Ivan Ertlov: Stargazer – Das letzte Artefakt
solide und spannend
Ich mochte den Schreibstil von der ersten Seite an: flappsig, mit einem sarkastischen Humor, sich selbst nicht ernst nehmend. Dabei wird man in eine bunte Welt geworfen, die man sich erst einmal zusammenbasteln muss. Das dauerte mir tatsächlich etwas zu lange und als dann eine ekelhafte Kampfschilderung kam, wäre ich fast ausgestiegen. Hier hätte eine Straffung des Textes meines Erachtens gut getan.

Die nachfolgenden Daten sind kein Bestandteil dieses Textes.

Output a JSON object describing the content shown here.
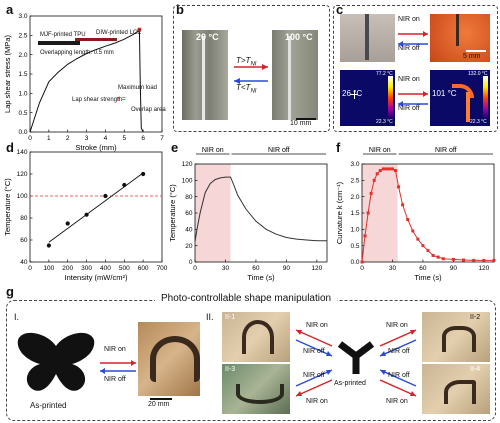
{
  "panels": {
    "a": {
      "label": "a",
      "chart_data": {
        "type": "line",
        "xlabel": "Stroke (mm)",
        "ylabel": "Lap shear stress (MPa)",
        "xlim": [
          0,
          7
        ],
        "ylim": [
          0,
          3.0
        ],
        "xticks": [
          "0",
          "1",
          "2",
          "3",
          "4",
          "5",
          "6",
          "7"
        ],
        "yticks": [
          "0.0",
          "0.5",
          "1.0",
          "1.5",
          "2.0",
          "2.5",
          "3.0"
        ],
        "x": [
          0.0,
          0.2,
          0.5,
          1.0,
          1.5,
          2.0,
          2.5,
          3.0,
          3.5,
          4.0,
          4.5,
          5.0,
          5.5,
          5.7,
          5.8,
          5.85,
          5.9,
          6.0
        ],
        "y": [
          0.0,
          0.3,
          0.75,
          1.3,
          1.55,
          1.75,
          1.9,
          2.03,
          2.13,
          2.22,
          2.3,
          2.4,
          2.53,
          2.6,
          2.65,
          1.2,
          0.1,
          0.0
        ],
        "annotations": {
          "mjf": "MJF-printed TPU",
          "diw": "DIW-printed LCE",
          "overlap": "Overlapping length: 0.5 mm",
          "formula_label": "Lap shear strength",
          "formula_tau": "τ =",
          "formula_num": "Maximum load",
          "formula_den": "Overlap area"
        }
      }
    },
    "b": {
      "label": "b",
      "temp_low": "20 °C",
      "temp_high": "100 °C",
      "arrow_top": "T>T",
      "arrow_top_sub": "NI",
      "arrow_bot": "T<T",
      "arrow_bot_sub": "NI",
      "scale": "10 mm"
    },
    "c": {
      "label": "c",
      "nir_on": "NIR on",
      "nir_off": "NIR off",
      "scale": "5 mm",
      "ir_left_temp": "26 °C",
      "ir_left_max": "77.2 °C",
      "ir_left_min": "22.3 °C",
      "ir_right_temp": "101 °C",
      "ir_right_max": "132.0 °C",
      "ir_right_min": "22.3 °C"
    },
    "d": {
      "label": "d",
      "chart_data": {
        "type": "scatter",
        "xlabel": "Intensity (mW/cm²)",
        "ylabel": "Temperature (°C)",
        "xlim": [
          0,
          700
        ],
        "ylim": [
          40,
          140
        ],
        "xticks": [
          "0",
          "100",
          "200",
          "300",
          "400",
          "500",
          "600",
          "700"
        ],
        "yticks": [
          "40",
          "60",
          "80",
          "100",
          "120",
          "140"
        ],
        "x": [
          100,
          200,
          300,
          400,
          500,
          600
        ],
        "y": [
          55,
          75,
          83,
          100,
          110,
          120
        ],
        "fit_line": {
          "x": [
            100,
            600
          ],
          "y": [
            58,
            121
          ]
        },
        "reference_line_y": 100
      }
    },
    "e": {
      "label": "e",
      "nir_on": "NIR on",
      "nir_off": "NIR off",
      "chart_data": {
        "type": "line",
        "xlabel": "Time (s)",
        "ylabel": "Temperature (°C)",
        "xlim": [
          0,
          130
        ],
        "ylim": [
          0,
          120
        ],
        "xticks": [
          "0",
          "30",
          "60",
          "90",
          "120"
        ],
        "yticks": [
          "0",
          "20",
          "40",
          "60",
          "80",
          "100",
          "120"
        ],
        "nir_on_range": [
          0,
          35
        ],
        "x": [
          0,
          2,
          5,
          10,
          15,
          20,
          25,
          30,
          35,
          38,
          42,
          50,
          60,
          70,
          80,
          90,
          100,
          110,
          120,
          130
        ],
        "y": [
          25,
          40,
          60,
          85,
          96,
          101,
          103,
          104,
          104,
          95,
          82,
          65,
          50,
          40,
          34,
          30,
          28,
          27,
          26,
          26
        ]
      }
    },
    "f": {
      "label": "f",
      "nir_on": "NIR on",
      "nir_off": "NIR off",
      "chart_data": {
        "type": "line",
        "xlabel": "Time (s)",
        "ylabel": "Curvature k (cm⁻¹)",
        "xlim": [
          0,
          130
        ],
        "ylim": [
          0,
          3.0
        ],
        "xticks": [
          "0",
          "30",
          "60",
          "90",
          "120"
        ],
        "yticks": [
          "0.0",
          "0.5",
          "1.0",
          "1.5",
          "2.0",
          "2.5",
          "3.0"
        ],
        "nir_on_range": [
          0,
          35
        ],
        "x": [
          0,
          3,
          6,
          9,
          12,
          15,
          18,
          21,
          24,
          27,
          30,
          33,
          36,
          40,
          45,
          50,
          55,
          60,
          65,
          70,
          75,
          80,
          90,
          100,
          110,
          120,
          130
        ],
        "y": [
          0.0,
          0.8,
          1.5,
          2.1,
          2.5,
          2.7,
          2.8,
          2.85,
          2.85,
          2.85,
          2.85,
          2.8,
          2.3,
          1.75,
          1.3,
          0.95,
          0.7,
          0.5,
          0.35,
          0.2,
          0.15,
          0.1,
          0.08,
          0.06,
          0.05,
          0.05,
          0.05
        ]
      }
    },
    "g": {
      "label": "g",
      "title": "Photo-controllable shape manipulation",
      "section1": "I.",
      "section2": "II.",
      "as_printed": "As-printed",
      "nir_on": "NIR on",
      "nir_off": "NIR off",
      "scale": "20 mm",
      "as_printed_center": "As-printed",
      "ii1": "II-1",
      "ii2": "II-2",
      "ii3": "II-3",
      "ii4": "II-4"
    }
  },
  "colors": {
    "red_arrow": "#d4242b",
    "blue_arrow": "#2a4bd7",
    "nir_band": "#f6d6d6",
    "plot_red": "#e0312c",
    "dotted_red": "#e0312c"
  }
}
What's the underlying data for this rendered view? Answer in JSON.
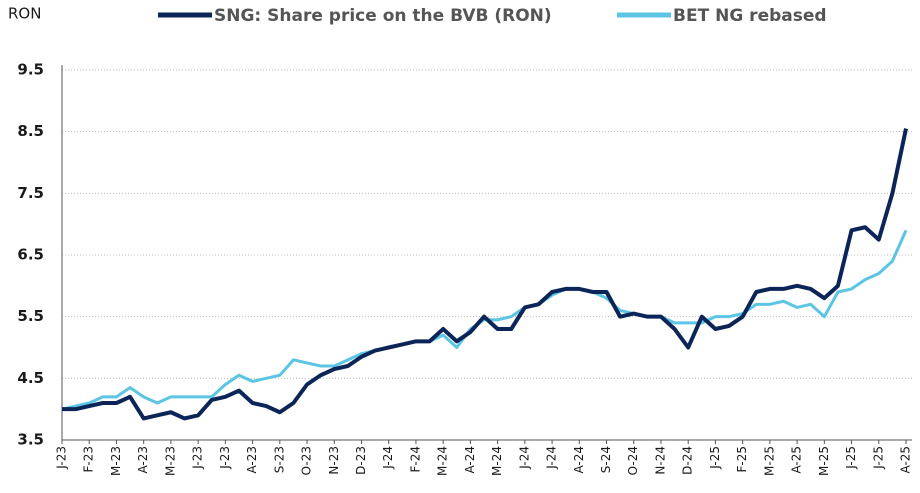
{
  "chart_data": {
    "type": "line",
    "y_axis_label": "RON",
    "categories": [
      "J-23",
      null,
      "F-23",
      null,
      "M-23",
      null,
      "A-23",
      null,
      "M-23",
      null,
      "J-23",
      null,
      "J-23",
      null,
      "A-23",
      null,
      "S-23",
      null,
      "O-23",
      null,
      "N-23",
      null,
      "D-23",
      null,
      "J-24",
      null,
      "F-24",
      null,
      "M-24",
      null,
      "A-24",
      null,
      "M-24",
      null,
      "J-24",
      null,
      "J-24",
      null,
      "A-24",
      null,
      "S-24",
      null,
      "O-24",
      null,
      "N-24",
      null,
      "D-24",
      null,
      "J-25",
      null,
      "F-25",
      null,
      "M-25",
      null,
      "A-25",
      null,
      "M-25",
      null,
      "J-25",
      null,
      "J-25",
      null,
      "A-25"
    ],
    "series": [
      {
        "name": "SNG: Share price on the BVB (RON)",
        "color": "#0b2559",
        "values": [
          4.0,
          4.0,
          4.05,
          4.1,
          4.1,
          4.2,
          3.85,
          3.9,
          3.95,
          3.85,
          3.9,
          4.15,
          4.2,
          4.3,
          4.1,
          4.05,
          3.95,
          4.1,
          4.4,
          4.55,
          4.65,
          4.7,
          4.85,
          4.95,
          5.0,
          5.05,
          5.1,
          5.1,
          5.3,
          5.1,
          5.25,
          5.5,
          5.3,
          5.3,
          5.65,
          5.7,
          5.9,
          5.95,
          5.95,
          5.9,
          5.9,
          5.5,
          5.55,
          5.5,
          5.5,
          5.3,
          5.0,
          5.5,
          5.3,
          5.35,
          5.5,
          5.9,
          5.95,
          5.95,
          6.0,
          5.95,
          5.8,
          6.0,
          6.9,
          6.95,
          6.75,
          7.5,
          8.55
        ]
      },
      {
        "name": "BET NG rebased",
        "color": "#5bc5e3",
        "values": [
          4.0,
          4.05,
          4.1,
          4.2,
          4.2,
          4.35,
          4.2,
          4.1,
          4.2,
          4.2,
          4.2,
          4.2,
          4.4,
          4.55,
          4.45,
          4.5,
          4.55,
          4.8,
          4.75,
          4.7,
          4.7,
          4.8,
          4.9,
          4.95,
          5.0,
          5.05,
          5.1,
          5.1,
          5.2,
          5.0,
          5.3,
          5.45,
          5.45,
          5.5,
          5.65,
          5.7,
          5.85,
          5.95,
          5.95,
          5.9,
          5.8,
          5.6,
          5.55,
          5.5,
          5.5,
          5.4,
          5.4,
          5.4,
          5.5,
          5.5,
          5.55,
          5.7,
          5.7,
          5.75,
          5.65,
          5.7,
          5.5,
          5.9,
          5.95,
          6.1,
          6.2,
          6.4,
          6.9
        ]
      }
    ],
    "ylim": [
      3.5,
      9.5
    ],
    "yticks": [
      3.5,
      4.5,
      5.5,
      6.5,
      7.5,
      8.5,
      9.5
    ],
    "grid": true
  }
}
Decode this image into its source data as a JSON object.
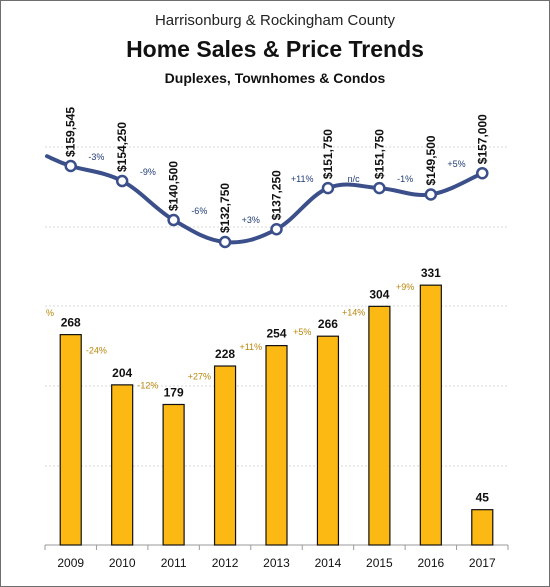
{
  "title_line1": "Harrisonburg & Rockingham County",
  "title_line2": "Home Sales & Price Trends",
  "title_line3": "Duplexes, Townhomes & Condos",
  "colors": {
    "bar_fill": "#FDB913",
    "bar_stroke": "#111111",
    "line": "#3B4F8A",
    "price_change_text": "#1F3B73",
    "sales_change_text": "#B8860B",
    "grid": "#d9d9d9"
  },
  "chart_data": [
    {
      "type": "line",
      "x": [
        "2009",
        "2010",
        "2011",
        "2012",
        "2013",
        "2014",
        "2015",
        "2016",
        "2017"
      ],
      "values": [
        159545,
        154250,
        140500,
        132750,
        137250,
        151750,
        151750,
        149500,
        157000
      ],
      "value_labels": [
        "$159,545",
        "$154,250",
        "$140,500",
        "$132,750",
        "$137,250",
        "$151,750",
        "$151,750",
        "$149,500",
        "$157,000"
      ],
      "change_labels": [
        "-3%",
        "-9%",
        "-6%",
        "+3%",
        "+11%",
        "n/c",
        "-1%",
        "+5%"
      ]
    },
    {
      "type": "bar",
      "categories": [
        "2009",
        "2010",
        "2011",
        "2012",
        "2013",
        "2014",
        "2015",
        "2016",
        "2017"
      ],
      "values": [
        268,
        204,
        179,
        228,
        254,
        266,
        304,
        331,
        45
      ],
      "value_labels": [
        "268",
        "204",
        "179",
        "228",
        "254",
        "266",
        "304",
        "331",
        "45"
      ],
      "leading_label": "%",
      "change_labels": [
        "-24%",
        "-12%",
        "+27%",
        "+11%",
        "+5%",
        "+14%",
        "+9%"
      ]
    }
  ]
}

Zum Glück geht es danach richtig los: Frank Gazer, einer der letzten lebenden Menschen, will sein Glück versuchen und ein eigenes Schiff haben. Aber die Menschen gelten als barbarisch und gefährlich und sein Startpunkt ist alles andere als gut. Natürlich schafft er es und geht im Weltall auf Schatzsuche.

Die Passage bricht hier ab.